Multi-university team pursues AI-enhanced design tool
Through a collaborative effort, researchers will develop novel turbomachinery design tools to break the one-part-one-material paradigm.
A recent award from the Defense Advanced Research Projects Agency (DARPA) will bring together researchers from Massachusetts Institute of Technology (MIT), Carnegie Mellon University (CMU), and Lehigh University under the Multiobjective Engineering and Testing of Alloy Structures (METALS) program. The team will research novel design tools for the simultaneous optimization of shape and compositional gradients in multi-material structures that complement new high-throughput materials testing techniques. They will consider an additively manufactured bladed disk (blisk), commonly found in turbomachinery such as jet and rocket engines, as an exemplary challenge problem.
Different locations in the blisks require different thermomechanical properties and performance, such as resistance to creep, low cycle fatigue, and high strength. Large scale production also necessitates consideration of cost and sustainability metrics such as sourcing and recycling of alloys in the design. Currently, standard manufacturing and design procedures require a single magical material, composition, and processing parameters to meet “one part-one material” constraints.
Desired properties are also often mutually exclusive, prompting inefficient design tradeoffs and compromises. For example, one material may be optimal for a particular location in a component but leaves other locations exposed to failure or requires a critical material to be carried throughout an entire part when it may only be needed in a specific location.
“I am excited to work with this bright team to break the one part, one material paradigm for various applications of structural alloys,” said Mohadeseh Taheri-Mousavi, an assistant professor of materials science and engineering who will represent CMU on this project.
I am excited to work with this bright team to break the one part, one material paradigm for various applications of structural alloys.

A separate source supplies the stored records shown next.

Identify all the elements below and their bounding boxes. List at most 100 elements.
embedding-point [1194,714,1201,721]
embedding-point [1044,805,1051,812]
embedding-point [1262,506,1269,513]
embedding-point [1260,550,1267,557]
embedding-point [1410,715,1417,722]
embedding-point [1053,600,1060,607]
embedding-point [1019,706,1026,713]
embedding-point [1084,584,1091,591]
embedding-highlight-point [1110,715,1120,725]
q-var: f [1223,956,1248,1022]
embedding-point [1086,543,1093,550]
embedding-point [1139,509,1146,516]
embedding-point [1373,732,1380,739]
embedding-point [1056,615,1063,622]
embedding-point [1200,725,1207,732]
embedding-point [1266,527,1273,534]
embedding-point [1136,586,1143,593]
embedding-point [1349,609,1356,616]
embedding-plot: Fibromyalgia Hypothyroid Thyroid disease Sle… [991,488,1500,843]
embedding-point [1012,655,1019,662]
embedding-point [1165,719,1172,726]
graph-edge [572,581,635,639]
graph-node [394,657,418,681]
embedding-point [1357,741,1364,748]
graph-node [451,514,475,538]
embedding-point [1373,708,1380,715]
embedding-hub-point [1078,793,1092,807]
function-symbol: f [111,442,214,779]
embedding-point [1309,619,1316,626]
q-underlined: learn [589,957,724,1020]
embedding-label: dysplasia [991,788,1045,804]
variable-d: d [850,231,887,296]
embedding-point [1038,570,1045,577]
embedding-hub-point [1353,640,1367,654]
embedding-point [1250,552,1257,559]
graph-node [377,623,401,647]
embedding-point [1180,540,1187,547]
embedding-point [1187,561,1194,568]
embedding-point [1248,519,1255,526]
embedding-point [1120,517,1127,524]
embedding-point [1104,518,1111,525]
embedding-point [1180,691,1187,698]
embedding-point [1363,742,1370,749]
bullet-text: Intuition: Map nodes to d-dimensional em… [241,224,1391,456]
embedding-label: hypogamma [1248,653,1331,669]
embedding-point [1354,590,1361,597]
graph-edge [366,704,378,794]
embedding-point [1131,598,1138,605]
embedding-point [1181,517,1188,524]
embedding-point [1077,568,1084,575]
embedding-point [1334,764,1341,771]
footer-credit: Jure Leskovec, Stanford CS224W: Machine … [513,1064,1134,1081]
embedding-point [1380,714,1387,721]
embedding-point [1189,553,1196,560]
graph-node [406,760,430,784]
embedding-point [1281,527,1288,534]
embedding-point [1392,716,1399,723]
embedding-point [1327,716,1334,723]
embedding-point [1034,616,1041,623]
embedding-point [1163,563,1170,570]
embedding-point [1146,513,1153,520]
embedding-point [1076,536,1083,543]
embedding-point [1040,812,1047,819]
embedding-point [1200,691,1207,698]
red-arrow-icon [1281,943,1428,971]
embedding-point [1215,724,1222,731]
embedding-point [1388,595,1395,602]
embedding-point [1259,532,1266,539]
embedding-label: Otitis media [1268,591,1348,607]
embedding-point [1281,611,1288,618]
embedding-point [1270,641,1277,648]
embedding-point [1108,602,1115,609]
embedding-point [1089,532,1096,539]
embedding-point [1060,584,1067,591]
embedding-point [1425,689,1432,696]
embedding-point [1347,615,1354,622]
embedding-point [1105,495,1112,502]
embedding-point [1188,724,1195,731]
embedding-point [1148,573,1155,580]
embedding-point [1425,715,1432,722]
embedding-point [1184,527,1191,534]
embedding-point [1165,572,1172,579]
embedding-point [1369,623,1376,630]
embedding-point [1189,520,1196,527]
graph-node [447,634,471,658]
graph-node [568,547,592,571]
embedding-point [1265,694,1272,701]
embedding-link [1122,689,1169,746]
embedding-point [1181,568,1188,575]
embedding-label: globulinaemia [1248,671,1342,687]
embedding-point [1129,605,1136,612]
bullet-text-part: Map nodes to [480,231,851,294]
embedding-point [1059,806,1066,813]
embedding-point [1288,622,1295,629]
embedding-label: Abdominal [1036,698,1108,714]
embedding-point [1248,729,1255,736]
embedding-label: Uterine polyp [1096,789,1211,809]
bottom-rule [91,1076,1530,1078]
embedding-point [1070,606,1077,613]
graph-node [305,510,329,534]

Mohadeseh Taheri-Mousavi, Assistant Professor, Materials Science and Engineering
In addition to Taheri-Mousavi, contributors include the lead PI Zachary Cordero (MIT), as well as co-investigators Zoltan Spakovszky, John Hart, and Faez Ahmed (MIT), and Natasha Vermaak (Lehigh). The team combines expertise spanning hybrid integrated computational materials engineering and machine-learning-based material and process design, precision instrumentation, metrology, topology optimization, deep generative modeling, additive manufacturing, materials characterization, thermostructural analysis, and turbomachinery.
“This project could have important implications across a wide range of aerospace technologies. Insights from this work may enable more reliable, reusable, rocket engines that will power the next generation of heavy-lift launch vehicles,” says Cordero. “This project merges classical mechanics analyses with cutting-edge generative AI design technologies to unlock the plastic reserve of compositionally graded alloys allowing safe operation in previously inaccessible conditions.”
The main question investigated in this team’s DARPA METALS project is how to strategically develop high-throughput material testing and materials informatics pipelines to enable next-generation continuum material design and AI technologies in the context of rotor-type geometries. With the rapid advancement of additive manufacturing processes that are enabling voxel-based resolutions in property and compositional gradients, unique opportunities for leap-ahead performance in structural components are now possible. The team will research foundational Generative AI models that leverage these opportunities to efficiently generate solutions to complex multi-material design challenges. The project will be carried out over three years.
This research will be developed with funding from the Defense Advanced Research Projects Agency (DARPA) under contract #HR00112420303. The views, opinions, and/or findings expressed are those of the author and should not be interpreted as representing the official views or policies of the Department of Defense or the U.S. Government and no official endorsement should be inferred.